もう必死で後退りしながらFlareを撃ち込み続ける。
きっついなぁ、手持ちの回復薬、全部飲み切っちゃったよ。
・・・とまあこんな感じで、都合5~6匹はトロールを相手にしただろうか。
最後には2匹同時に出てきて、「終わったぁ・・・」と諦め掛けたが、人間火事場の○○力ってのは本当にあるんだなぁと(苦笑
※ぶっちゃけ弱点に気付くまで2度程死ねましたよ(苦笑 じゃなかったら途中で諦めてたかも。
一頻りトロールを退治し終わり、更に捜索を続けてたら
問題の盗賊らしき男の遺体を発見。
懐を探って例の絵筆を取り上げ、Rythe画伯の下へ。
「良くぞやってくれました! 今から家の入り口を書きます。 完成したら先にその中へお入りください。 そうでないとここに取り残されてしまうでしょう。

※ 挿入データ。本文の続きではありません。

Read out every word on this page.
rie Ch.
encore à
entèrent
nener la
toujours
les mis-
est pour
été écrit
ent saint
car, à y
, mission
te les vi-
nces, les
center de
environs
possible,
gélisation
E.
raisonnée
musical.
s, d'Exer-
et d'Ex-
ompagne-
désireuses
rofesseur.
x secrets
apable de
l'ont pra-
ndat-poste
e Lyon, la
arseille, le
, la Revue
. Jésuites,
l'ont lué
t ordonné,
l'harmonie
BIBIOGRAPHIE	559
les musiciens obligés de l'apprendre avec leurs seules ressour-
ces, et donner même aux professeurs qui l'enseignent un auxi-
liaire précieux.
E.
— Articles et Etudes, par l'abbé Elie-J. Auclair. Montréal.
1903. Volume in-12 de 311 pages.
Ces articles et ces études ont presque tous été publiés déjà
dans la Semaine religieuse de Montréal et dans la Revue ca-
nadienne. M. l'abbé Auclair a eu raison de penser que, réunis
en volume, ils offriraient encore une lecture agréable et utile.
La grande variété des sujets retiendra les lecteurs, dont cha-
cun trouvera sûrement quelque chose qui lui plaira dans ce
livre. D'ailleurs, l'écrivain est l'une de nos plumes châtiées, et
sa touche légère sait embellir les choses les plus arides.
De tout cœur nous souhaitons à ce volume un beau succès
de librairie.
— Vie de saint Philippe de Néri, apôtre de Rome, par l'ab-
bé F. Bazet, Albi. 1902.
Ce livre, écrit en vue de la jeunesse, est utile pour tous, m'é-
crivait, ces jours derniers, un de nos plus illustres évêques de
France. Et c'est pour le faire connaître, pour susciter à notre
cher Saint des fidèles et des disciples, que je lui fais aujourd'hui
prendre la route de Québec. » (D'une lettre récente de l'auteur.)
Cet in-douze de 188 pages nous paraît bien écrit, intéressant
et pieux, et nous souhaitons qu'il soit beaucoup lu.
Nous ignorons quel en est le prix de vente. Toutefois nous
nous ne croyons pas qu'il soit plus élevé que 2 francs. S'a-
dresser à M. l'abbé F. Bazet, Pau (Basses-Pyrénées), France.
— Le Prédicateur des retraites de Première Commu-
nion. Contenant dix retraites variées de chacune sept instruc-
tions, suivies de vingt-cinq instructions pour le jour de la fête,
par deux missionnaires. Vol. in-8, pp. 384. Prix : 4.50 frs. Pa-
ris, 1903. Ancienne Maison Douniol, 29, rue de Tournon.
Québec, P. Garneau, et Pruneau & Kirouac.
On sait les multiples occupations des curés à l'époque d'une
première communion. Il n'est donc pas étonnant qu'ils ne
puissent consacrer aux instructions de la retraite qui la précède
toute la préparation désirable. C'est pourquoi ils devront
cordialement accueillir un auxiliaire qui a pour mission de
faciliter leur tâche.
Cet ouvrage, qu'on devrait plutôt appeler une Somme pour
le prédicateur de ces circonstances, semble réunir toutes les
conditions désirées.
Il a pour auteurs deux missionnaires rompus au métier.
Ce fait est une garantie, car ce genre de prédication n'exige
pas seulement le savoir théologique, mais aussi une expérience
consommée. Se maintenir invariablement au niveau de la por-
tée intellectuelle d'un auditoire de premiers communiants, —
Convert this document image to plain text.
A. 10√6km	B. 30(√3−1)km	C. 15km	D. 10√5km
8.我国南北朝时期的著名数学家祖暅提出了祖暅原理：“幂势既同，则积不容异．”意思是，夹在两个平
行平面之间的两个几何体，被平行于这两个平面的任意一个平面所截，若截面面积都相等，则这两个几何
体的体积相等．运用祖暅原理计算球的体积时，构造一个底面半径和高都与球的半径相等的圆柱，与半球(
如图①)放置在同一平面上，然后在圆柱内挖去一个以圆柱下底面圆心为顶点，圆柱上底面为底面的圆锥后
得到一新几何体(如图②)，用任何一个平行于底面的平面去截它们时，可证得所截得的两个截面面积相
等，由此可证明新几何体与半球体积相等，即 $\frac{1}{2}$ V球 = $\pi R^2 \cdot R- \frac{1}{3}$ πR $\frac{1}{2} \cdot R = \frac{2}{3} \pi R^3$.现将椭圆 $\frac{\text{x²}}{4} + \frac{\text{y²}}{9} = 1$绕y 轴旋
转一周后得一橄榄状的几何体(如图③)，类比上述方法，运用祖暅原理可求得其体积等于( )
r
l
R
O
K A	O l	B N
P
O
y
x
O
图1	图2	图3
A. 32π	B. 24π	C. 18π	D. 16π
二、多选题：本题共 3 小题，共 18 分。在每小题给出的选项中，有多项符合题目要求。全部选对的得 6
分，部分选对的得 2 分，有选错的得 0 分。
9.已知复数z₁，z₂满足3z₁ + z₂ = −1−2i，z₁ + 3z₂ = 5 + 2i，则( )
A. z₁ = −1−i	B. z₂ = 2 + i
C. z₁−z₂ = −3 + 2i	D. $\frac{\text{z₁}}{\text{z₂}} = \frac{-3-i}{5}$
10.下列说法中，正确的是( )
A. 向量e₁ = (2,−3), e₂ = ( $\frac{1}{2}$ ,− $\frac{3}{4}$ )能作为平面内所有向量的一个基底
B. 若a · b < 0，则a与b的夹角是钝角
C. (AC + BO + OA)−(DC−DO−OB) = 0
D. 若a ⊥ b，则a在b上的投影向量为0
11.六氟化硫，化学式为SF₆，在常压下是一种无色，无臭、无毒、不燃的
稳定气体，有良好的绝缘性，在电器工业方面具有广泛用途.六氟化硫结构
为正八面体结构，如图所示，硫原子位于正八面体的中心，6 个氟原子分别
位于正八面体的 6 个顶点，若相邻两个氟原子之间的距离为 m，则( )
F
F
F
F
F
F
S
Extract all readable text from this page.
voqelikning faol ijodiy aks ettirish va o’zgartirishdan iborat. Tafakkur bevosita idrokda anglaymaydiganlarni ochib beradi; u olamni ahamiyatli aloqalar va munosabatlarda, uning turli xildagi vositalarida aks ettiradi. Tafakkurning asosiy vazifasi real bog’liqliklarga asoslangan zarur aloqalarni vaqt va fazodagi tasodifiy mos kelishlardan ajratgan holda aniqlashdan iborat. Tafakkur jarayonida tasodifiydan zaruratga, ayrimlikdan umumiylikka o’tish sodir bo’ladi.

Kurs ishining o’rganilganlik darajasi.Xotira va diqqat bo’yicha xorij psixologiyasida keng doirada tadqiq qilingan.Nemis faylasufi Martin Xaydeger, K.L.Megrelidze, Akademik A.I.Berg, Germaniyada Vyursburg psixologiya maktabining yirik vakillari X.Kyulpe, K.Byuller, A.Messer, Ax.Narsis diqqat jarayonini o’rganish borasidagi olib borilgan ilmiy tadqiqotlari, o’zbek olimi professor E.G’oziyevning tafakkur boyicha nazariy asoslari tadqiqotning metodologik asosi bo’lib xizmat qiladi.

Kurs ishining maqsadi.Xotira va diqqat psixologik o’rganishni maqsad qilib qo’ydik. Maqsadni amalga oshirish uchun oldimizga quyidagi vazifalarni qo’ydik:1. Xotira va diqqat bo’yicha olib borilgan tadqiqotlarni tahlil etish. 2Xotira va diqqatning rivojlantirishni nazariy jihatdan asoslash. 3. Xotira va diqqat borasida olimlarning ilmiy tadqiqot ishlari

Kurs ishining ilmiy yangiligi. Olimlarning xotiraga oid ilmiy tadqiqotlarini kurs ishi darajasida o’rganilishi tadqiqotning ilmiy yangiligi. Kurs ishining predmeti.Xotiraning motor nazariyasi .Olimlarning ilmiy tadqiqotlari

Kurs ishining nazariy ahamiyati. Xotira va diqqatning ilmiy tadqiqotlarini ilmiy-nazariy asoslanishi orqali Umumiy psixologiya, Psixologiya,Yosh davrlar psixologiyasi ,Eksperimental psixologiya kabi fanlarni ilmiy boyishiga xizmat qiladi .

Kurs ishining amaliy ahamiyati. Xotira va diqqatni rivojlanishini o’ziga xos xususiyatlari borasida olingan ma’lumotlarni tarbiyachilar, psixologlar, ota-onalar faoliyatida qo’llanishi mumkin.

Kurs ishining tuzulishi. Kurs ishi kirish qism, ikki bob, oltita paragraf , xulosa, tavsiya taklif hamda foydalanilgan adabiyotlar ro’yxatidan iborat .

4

」
ええ、ええ。 もちろんそうしますとも。
そんなこんなで一件落着、めでたしめでたし、と。
画伯は、「あの絵筆の事は決して他言しないで下さい。 あのような物を私が使っている事が世間に知れ渡るのは、泥棒が家にやってくることよりも怖いのです。」と言いながら、絵から助け出した事のお礼も兼ねてか、自分が創作時に使っているエプロンをくれました。
彼のファンならたまらない逸品・・・なんだろうな(笑
ここを訪れたのは早朝だったのに、もうすっかり日も暮れてしまった。
また今夜泊まる部屋を探さないといけないな。